Sampai di manakah kita harus berjuag untuk menginsafkan mereka yang bebal? Dalam hal ini, dalam Markus 6:11, Yesus berkata, “Dan kalau ada suatu tempat yang tidak mau menerima kamu dan kalau mereka tidak mau mendengarkan kamu, keluarlah dari situ dan kebaskanlah debu yang di kakimu sebagai peringatan bagi mereka.” Mengibaskan debu dari kaki seseorang menyampaikan ide yang sama dengan frasa modern kita “Saya mencuci tangan saya darinya.” Mengibaskan debu dari kaki adalah indikasi simbolis bahwa seseorang telah melakukan semua yang dapat dilakukan berdasarkan kebijakan dalam suatu situasi dan oleh karena itu tidak memiliki tanggung jawab lebih lanjut untuk itu.

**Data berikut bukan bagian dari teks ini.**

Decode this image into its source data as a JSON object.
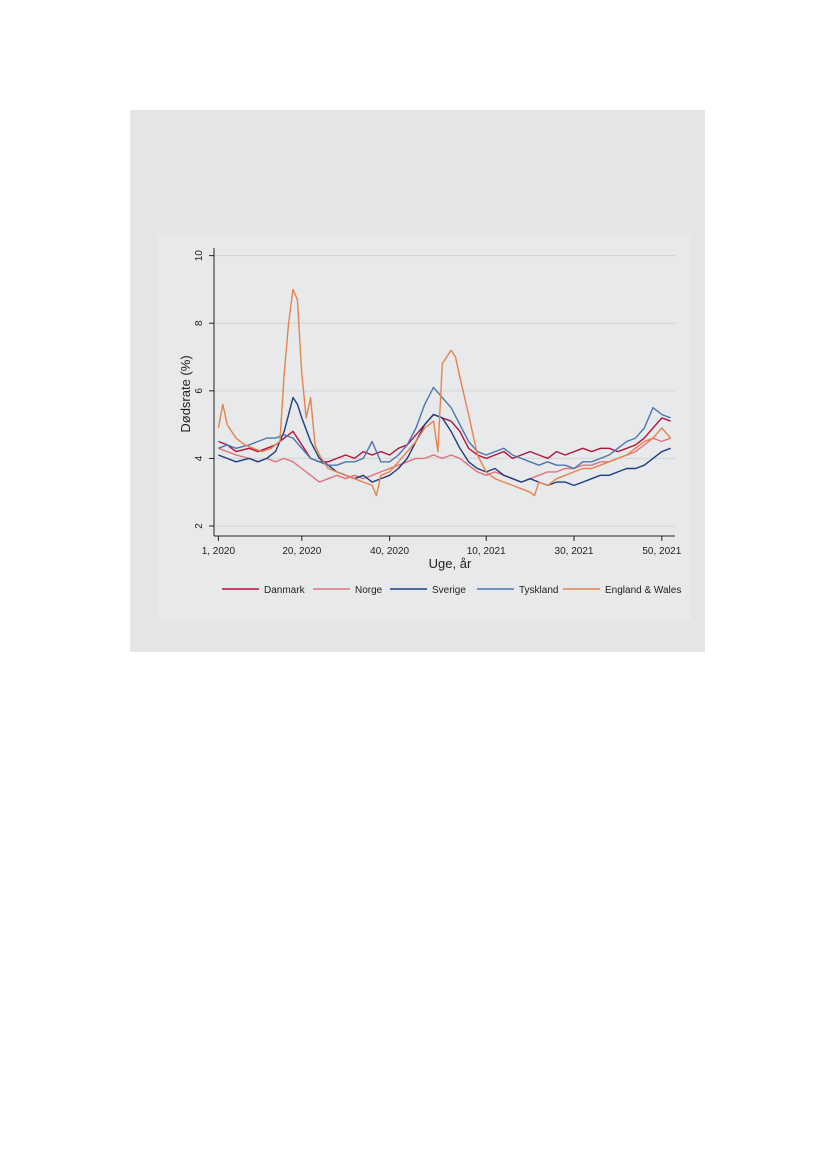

Dalam contoh-contoh alkitabiah, Yesus mengatakan kepada murid-murid-Nya bahwa mereka harus memberitakan Injil kepada semua orang. Di mana mereka diterima dengan sukacita, mereka harus tinggal dan mengajar. Namun, jika pesan mereka ditentang oleh mereka yang bebal, mereka tidak memiliki tanggung jawab lebih lanjut. Mereka bebas untuk pergi dengan hati nurani yang bersih, mengetahui bahwa mereka telah melakukan semua yang dapat mereka lakukan. Ini adalah hal yang bijaksana,
Mengibaskan debu dari kaki mereka, pada dasarnya, mengatakan bahwa mereka yang menolak kebenaran Tuhan tidak akan diizinkan untuk terus menerus menghalangi kemajuan Injil. Makna spiritual dari seorang murid Yesus yang mengibaskan debu dari kakinya adalah pernyataan final kepada orang-orang yang telah diberi kebenaran dan yang telah menolaknya. Sebagai murid Tuhan yang bijaksana, mereka tidak terjebak kedalam pertikaian atau perbantahan yang berkelanjutan dan tidak ada gunanya.
Ada situasi-situasi dalam hidup kita di mana Tuhan memanggil kita untuk berdiri teguh, memberitakan kebenaran, dan memberikan kesaksian yang sabar agar mereka menyadari kebebalan mereka. Terkadang kita harus melanjutkannya dengan cara yang baik sampai kita melihat hasil dari kesaksian tersebut. Di saat yang lain, Tuhan memberi kita kebebasan untuk menyerahkan orang-orang itu kepada Tuhan dan secara emosional melepaskannya. Kemudian kita memiliki kebebasan untuk melangkah ke tahap pelayanan berikutnya. Perintah Yesus untuk “mengebaskan debu dari kaki kita” mengingatkan kita bahwa kita hanya bertanggung jawab atas ketaatan kita kepada Tuhan, bukan atas hasil dari ketaatan tersebut. Kita tidak perlu menjawab orang yang mau hidup dalam kebodohannya. Setiap orang pada akhirnya harus mempertanggungjawabkan hidup mereka kepada Tuhan.